Describe the solution you'd like Allow full path object identifier in sql commands to match namespaces structure as spark does https://iceberg.apache.org/docs/1.6.0/spark-configuration/#using-catalogs.

At least, enable users to set the right namespace through the USE command.

Describe alternatives you've considered Using an ETL alternative process to transfer data, that will require extra effort and cost and be error prone and inefficient for millions of rows.

DorianZheng commented 3 weeks ago

@marc-marketparts Hi, thanks for filing this issue. Could you try

use `database.schema`

or

select * from `database.schema`.table

We have also encountered this issue in Unity Catalog and typically treat the entire namespace level as database objects that should work.

marc-marketparts commented 3 weeks ago

Hi @DorianZheng

It does not work unfortunately, I get the error "Unknown database" for both.
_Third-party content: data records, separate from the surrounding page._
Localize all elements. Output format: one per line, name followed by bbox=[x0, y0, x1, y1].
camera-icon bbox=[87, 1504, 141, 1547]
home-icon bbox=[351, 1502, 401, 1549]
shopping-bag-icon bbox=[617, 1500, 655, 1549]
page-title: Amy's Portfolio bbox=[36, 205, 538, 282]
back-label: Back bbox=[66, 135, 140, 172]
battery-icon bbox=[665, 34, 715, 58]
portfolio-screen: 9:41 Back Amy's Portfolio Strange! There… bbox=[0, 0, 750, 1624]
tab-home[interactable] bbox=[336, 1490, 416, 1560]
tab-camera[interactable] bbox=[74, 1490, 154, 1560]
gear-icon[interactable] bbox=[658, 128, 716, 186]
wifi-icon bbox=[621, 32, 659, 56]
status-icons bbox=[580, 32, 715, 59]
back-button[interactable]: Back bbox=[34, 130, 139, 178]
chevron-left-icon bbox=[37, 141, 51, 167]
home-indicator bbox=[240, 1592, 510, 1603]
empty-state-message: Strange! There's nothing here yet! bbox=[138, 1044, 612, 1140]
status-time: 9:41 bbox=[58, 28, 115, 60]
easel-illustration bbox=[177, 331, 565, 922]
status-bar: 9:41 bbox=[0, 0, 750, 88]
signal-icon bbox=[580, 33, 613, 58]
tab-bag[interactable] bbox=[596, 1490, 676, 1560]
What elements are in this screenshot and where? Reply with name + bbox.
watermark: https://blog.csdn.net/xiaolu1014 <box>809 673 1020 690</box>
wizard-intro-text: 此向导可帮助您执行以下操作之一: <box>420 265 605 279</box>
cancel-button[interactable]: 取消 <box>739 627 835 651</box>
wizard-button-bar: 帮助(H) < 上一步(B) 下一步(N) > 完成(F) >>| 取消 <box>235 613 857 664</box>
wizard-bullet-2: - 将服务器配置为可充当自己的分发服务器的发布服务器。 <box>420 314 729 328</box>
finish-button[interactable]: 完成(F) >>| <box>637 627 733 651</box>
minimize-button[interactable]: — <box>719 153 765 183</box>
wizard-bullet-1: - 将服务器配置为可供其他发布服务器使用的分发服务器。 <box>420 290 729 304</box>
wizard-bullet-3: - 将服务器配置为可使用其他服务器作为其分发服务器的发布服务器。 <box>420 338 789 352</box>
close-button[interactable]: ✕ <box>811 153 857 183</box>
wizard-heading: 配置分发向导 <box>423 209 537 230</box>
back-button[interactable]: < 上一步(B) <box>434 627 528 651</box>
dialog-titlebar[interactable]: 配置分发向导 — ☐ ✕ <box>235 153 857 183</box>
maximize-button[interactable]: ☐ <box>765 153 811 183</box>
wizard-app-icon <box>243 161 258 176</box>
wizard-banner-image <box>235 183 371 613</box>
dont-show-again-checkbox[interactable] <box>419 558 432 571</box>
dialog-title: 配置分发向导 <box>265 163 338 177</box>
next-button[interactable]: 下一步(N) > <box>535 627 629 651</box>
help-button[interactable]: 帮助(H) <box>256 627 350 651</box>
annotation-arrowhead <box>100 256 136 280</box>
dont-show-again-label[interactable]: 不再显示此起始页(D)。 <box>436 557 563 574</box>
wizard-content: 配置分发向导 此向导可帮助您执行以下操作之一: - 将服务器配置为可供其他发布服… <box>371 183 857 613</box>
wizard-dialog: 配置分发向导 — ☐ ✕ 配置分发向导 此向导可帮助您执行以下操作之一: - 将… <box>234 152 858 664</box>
I also tried with the official namespace separator %1F (use database%1Fschema) but it fails too. https://github.com/apache/iceberg/blob/6319712b612b724fedbc5bed41942ac3426ffe48/open-api/rest-catalog-open-api.yaml#L225

DorianZheng commented 3 weeks ago

Could you send me the fe.log

marc-marketparts commented 3 weeks ago

Here is the fe log fe.log

Queries are executed on mysql client after launching starrocks in local environment through "docker run -p 9030:9030 -p 8030:8030 -p 8040:8040 -itd starrocks/allin1-ubuntu:latest"

FYI, here is the postman result of GET {{catalog_uri}}/v1/SNOWFLAKE_PROD/namespaces/PROD_APP%1FPRSANA/tables

{
    "identifiers": [
        {
            "namespace": [
                "PROD_APP",
                "PRSANA"
            ],
            "name": "MY_TEST_TABLE_ICEBERG"
        }
    ],
    "next-page-token": null
}

The SQL "SHOW DATABASES" displays the first level of namespace only. I think it should also display recursively all levels, so we know what sub namespace are available, for example, "database1", "database2", "database1.schema1", "database1.schema2", etc., and then call USE command.

Smith-Cruise commented 1 week ago

Looks like we need to support it, but it's easier

DorianZheng commented 6 days ago

@marc-marketparts We have acknowledged this is an issue. We will fix it ASAP

marc-marketparts commented 6 days ago

@DorianZheng thx this will avoid extra etl processes.